Una mañana de primavera, embellecida con gases de niebla de suaves colores, había descendido sobre New Wittenburg, aportando una sensación de vida a las calles bordeadas de ár­boles, tendiendo franjas de clara luz solar a través del desierto asfalto de la terminal del espacio.

—Ya hemos llegado —dijo Tallon cuando el automóvil re­montó una elevación del terreno en la carretera y vio la ciudad extenderse delante de él—. Puedo ir andando desde aquí.

—¿Tenemos que separarnos? —Helen desvió el automóvil a un lado de la carretera y dejó que se posara en el suelo—. Estoy segura de que podría ayudarte.
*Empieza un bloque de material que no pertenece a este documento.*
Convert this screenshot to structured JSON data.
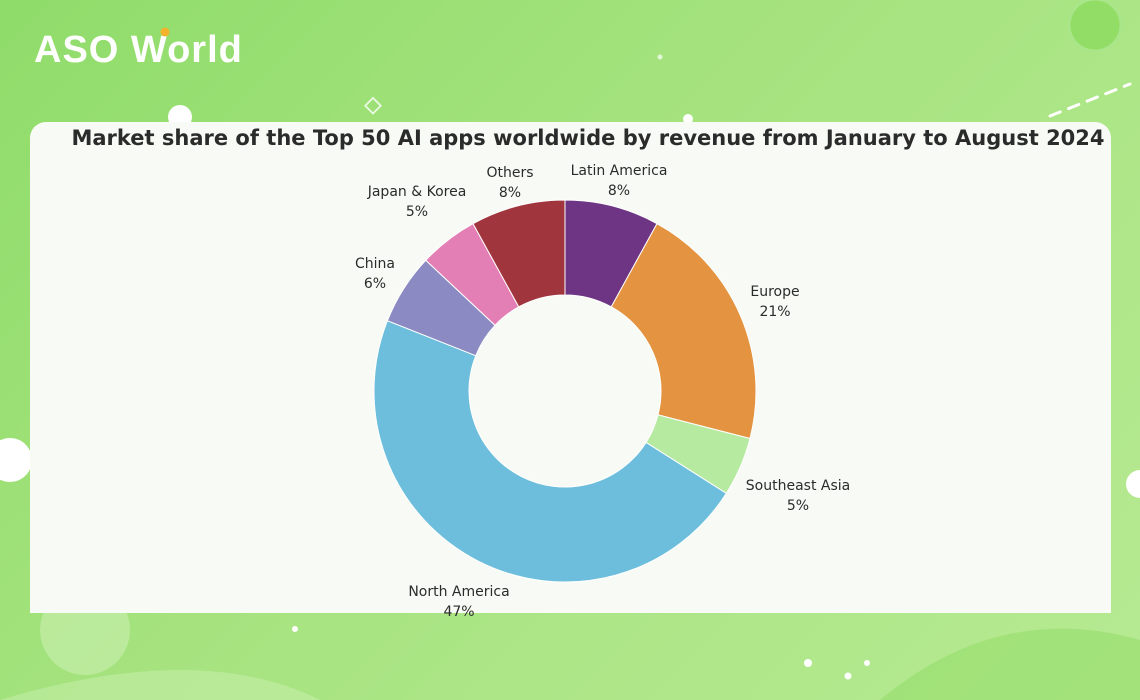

—Tiene que ser así, Helen. Eso fue lo que acordamos —Tallon habló en tono firme para ocultar su propio desaliento ante la idea de tener que separarse de Helen. Los cinco días que ha­bían pasado juntos en el motel habían transcurrido como otros tantos segundos. En términos de afectar a su vida, sin embargo, podrían haber sido décadas. Al amar a Helen había encontrado al mismo tiempo juventud y un nuevo nivel de ma­durez. Pero ahora la cápsula del tamaño de un guisante ente­rrada en su cerebro había adquirido una importancia superior incluso a la del nuevo planeta que representaba. Otros dos mundos estaban en juego, ya que si estallaba la guerra, ni la Tierra ni Emm Lutero sobrevivirían en su forma actual.